Tout à coup, la route devient la fin de l’asphalte, gravier, nids de poule, boue détrempée par la pluie, virages en épingle de crise et conducteurs de pick-up agités en sens inverse. La pluie se calme, plus au sud le ciel se dégage et les panoramas montagneux sont réellement magnifiques !!! Je ne prends que peu de photos, mais maintenant je n'arrive pas à m'en empêcher.

Le
village de montagne souhaite la bienvenue aux touristes. C’est bien, je pense, alors il doit y avoir des hostels ou des hôtels.
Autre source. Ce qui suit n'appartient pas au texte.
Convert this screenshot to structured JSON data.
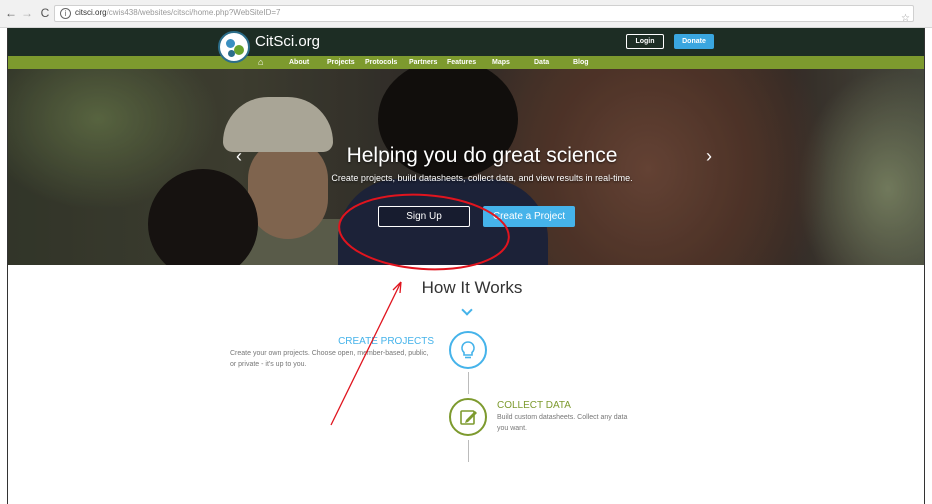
{
  "browser": {
    "back_glyph": "←",
    "forward_glyph": "→",
    "reload_glyph": "C",
    "info_glyph": "i",
    "url_host": "citsci.org",
    "url_path": "/cwis438/websites/citsci/home.php?WebSiteID=7",
    "star_glyph": "☆"
  },
  "header": {
    "logo_text": "CitSci.org",
    "login_label": "Login",
    "donate_label": "Donate"
  },
  "nav": {
    "home_glyph": "⌂",
    "items": [
      "About",
      "Projects",
      "Protocols",
      "Partners",
      "Features",
      "Maps",
      "Data",
      "Blog"
    ]
  },
  "hero": {
    "title": "Helping you do great science",
    "subtitle": "Create projects, build datasheets, collect data, and view results in real-time.",
    "prev_glyph": "‹",
    "next_glyph": "›",
    "signup_label": "Sign Up",
    "create_label": "Create a Project"
  },
  "how_it_works": {
    "title": "How It Works",
    "steps": [
      {
        "title": "CREATE PROJECTS",
        "description": "Create your own projects. Choose open, member-based, public, or private - it's up to you.",
        "icon": "lightbulb-icon"
      },
      {
        "title": "COLLECT DATA",
        "description": "Build custom datasheets. Collect any data you want.",
        "icon": "pencil-icon"
      }
    ]
  },
  "colors": {
    "header_bg": "#1d2d24",
    "nav_green": "#7d9a2e",
    "accent_blue": "#45b3ea",
    "annotation_red": "#e0141e"
  }
}
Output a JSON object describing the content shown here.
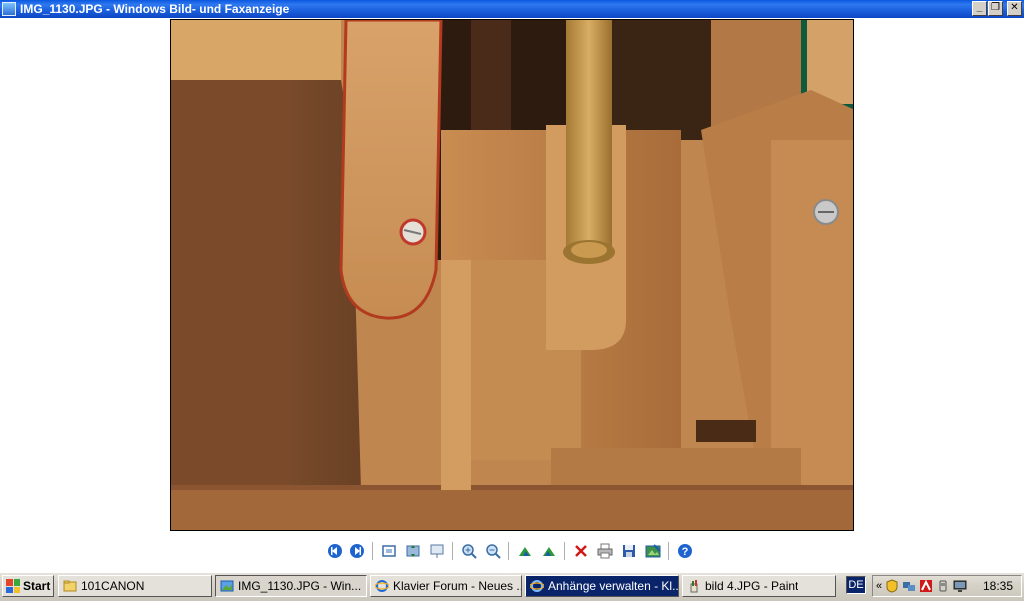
{
  "window": {
    "title": "IMG_1130.JPG - Windows Bild- und Faxanzeige"
  },
  "photo": {
    "filename": "IMG_1130.JPG"
  },
  "toolbar": {
    "buttons": [
      {
        "name": "previous-image-icon"
      },
      {
        "name": "next-image-icon"
      },
      {
        "name": "best-fit-icon"
      },
      {
        "name": "actual-size-icon"
      },
      {
        "name": "slideshow-icon"
      },
      {
        "name": "zoom-in-icon"
      },
      {
        "name": "zoom-out-icon"
      },
      {
        "name": "rotate-clockwise-icon"
      },
      {
        "name": "rotate-counterclockwise-icon"
      },
      {
        "name": "delete-icon"
      },
      {
        "name": "print-icon"
      },
      {
        "name": "save-icon"
      },
      {
        "name": "edit-icon"
      },
      {
        "name": "help-icon"
      }
    ]
  },
  "taskbar": {
    "start_label": "Start",
    "tasks": [
      {
        "label": "101CANON",
        "icon": "folder-icon"
      },
      {
        "label": "IMG_1130.JPG - Win...",
        "icon": "image-viewer-icon",
        "state": "active"
      },
      {
        "label": "Klavier Forum - Neues ...",
        "icon": "internet-explorer-icon"
      },
      {
        "label": "Anhänge verwalten - Kl...",
        "icon": "internet-explorer-icon",
        "state": "selected"
      },
      {
        "label": "bild 4.JPG - Paint",
        "icon": "paint-icon"
      }
    ],
    "language": "DE",
    "tray_chevron": "«",
    "clock": "18:35"
  },
  "colors": {
    "title_bar": "#0a58e0",
    "taskbar": "#d6d2c8",
    "selected_task": "#0a246a"
  }
}
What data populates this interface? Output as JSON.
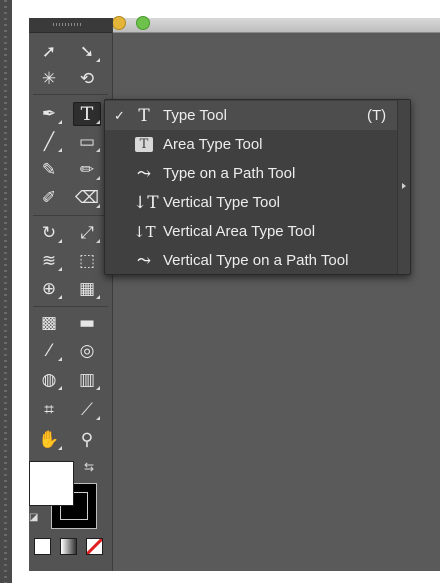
{
  "menu": {
    "items": [
      {
        "checked": "✓",
        "icon": "T",
        "label": "Type Tool",
        "shortcut": "(T)"
      },
      {
        "checked": "",
        "icon": "T",
        "label": "Area Type Tool",
        "shortcut": ""
      },
      {
        "checked": "",
        "icon": "⤳",
        "label": "Type on a Path Tool",
        "shortcut": ""
      },
      {
        "checked": "",
        "icon": "↓T",
        "label": "Vertical Type Tool",
        "shortcut": ""
      },
      {
        "checked": "",
        "icon": "↓T",
        "label": "Vertical Area Type Tool",
        "shortcut": ""
      },
      {
        "checked": "",
        "icon": "⤳",
        "label": "Vertical Type on a Path Tool",
        "shortcut": ""
      }
    ]
  },
  "toolbar": {
    "tools": {
      "selection": "➚",
      "direct_selection": "➘",
      "magic_wand": "✳",
      "lasso": "⟲",
      "pen": "✒",
      "type": "T",
      "line": "╱",
      "rectangle": "▭",
      "paintbrush": "✎",
      "pencil": "✏",
      "blob_brush": "✐",
      "eraser": "⌫",
      "rotate": "↻",
      "scale": "⤢",
      "warp": "≋",
      "free_transform": "⬚",
      "shape_builder": "⊕",
      "perspective_grid": "▦",
      "mesh": "▩",
      "gradient": "▬",
      "eyedropper": "⁄",
      "blend": "◎",
      "symbol_sprayer": "◍",
      "column_graph": "▥",
      "artboard": "⌗",
      "slice": "⟋",
      "hand": "✋",
      "zoom": "⚲"
    },
    "swap": "⇆",
    "default": "◪"
  },
  "colors": {
    "panel": "#535353",
    "menu": "#404040",
    "canvas": "#5a5a5a"
  }
}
J’essaie d’abord d’arriver à la plaza mayor, demande et me retrouve devant un grand tas de pierres. La plaza est déjà en vue...
une
senora sait où se trouve un hôtel, pas très loin, je vais à l’endroit indiqué, mais là, un motard me dit qu’il n’y a pas d’hôtel. Il fait déjà sombre et dans peu de temps il fera noir.
Il
sait cependant où il y en a un et me conduit là-bas. Là aussi, pas de succès. Le responsable n’est pas là et la senora, qui finit par apparaître après de longs coups de poing et des appels, dit qu’elle ne peut pas décider. Cela aurait bien convenu, car il y a une grande entrée avec possibilité d’accrocher le scooter. Grâce aux coups et aux appels, la rue étroite et silencieuse commence à s’animer. En face, il y a une tienda. Je parle à un homme qui offre aussi son aide et essaie d’utiliser son charme local pour convaincre la senora de l’hôtel en face. Le senor n’est pas joignable, elle n’a pas le numéro de portable. Il fait déjà sombre. Les lampadaires ici aussi clignotent jaunement. Puis une jeune fille se joint à nous et offre son aide. Juste en face de l’hôtel en question se trouve aussi un type d’hôtel que je n’avais pas remarqué à cause de sa signalétique assez sommaire. Elle appartient aux parents de son amie, et je peux sûrement avoir une chambre. Elle s’éclipse pour poser la question à son amie. Les deux reviennent et il faut un peu de persuasion avant qu’elles ne soient prêtes à me donner une chambre. Pourquoi cela ne fonctionne pas tout de suite demeure un mystère. Maintenant, il faut aussi s’occuper du scooter. Aucun problème, dit-elle, je peux le garer dans le couloir. Pas de chance. Le couloir est trop étroit et même s’il y avait de la place, je ne pourrais faire entrer le scooter que si des rampes venaient surmonter la bordure de 30 cm. Une autre idée voit le jour. Je pourrais garer le scooter dans une tienda. Elle doit juste être dehors très tôt le matin, car le magasin ouvre. Je suis d’accord avec tout. La jeune fille s’occupe précisément des rampes, lorsque l’homme qui était déjà actif à l’auberge d’en face arrive avec la nouvelle que je peux garer le scooter chez le mécanicien, un peu plus haut dans la rue. Il doit juste être dehors à 7h00 le lendemain matin, car c’est alors que le travail commence. Cela me paraît être la meilleure solution et maintenant il a sa place.
Vendredi 13 avec quelques défis et des Péruviens très gentils, serviables et flexibles.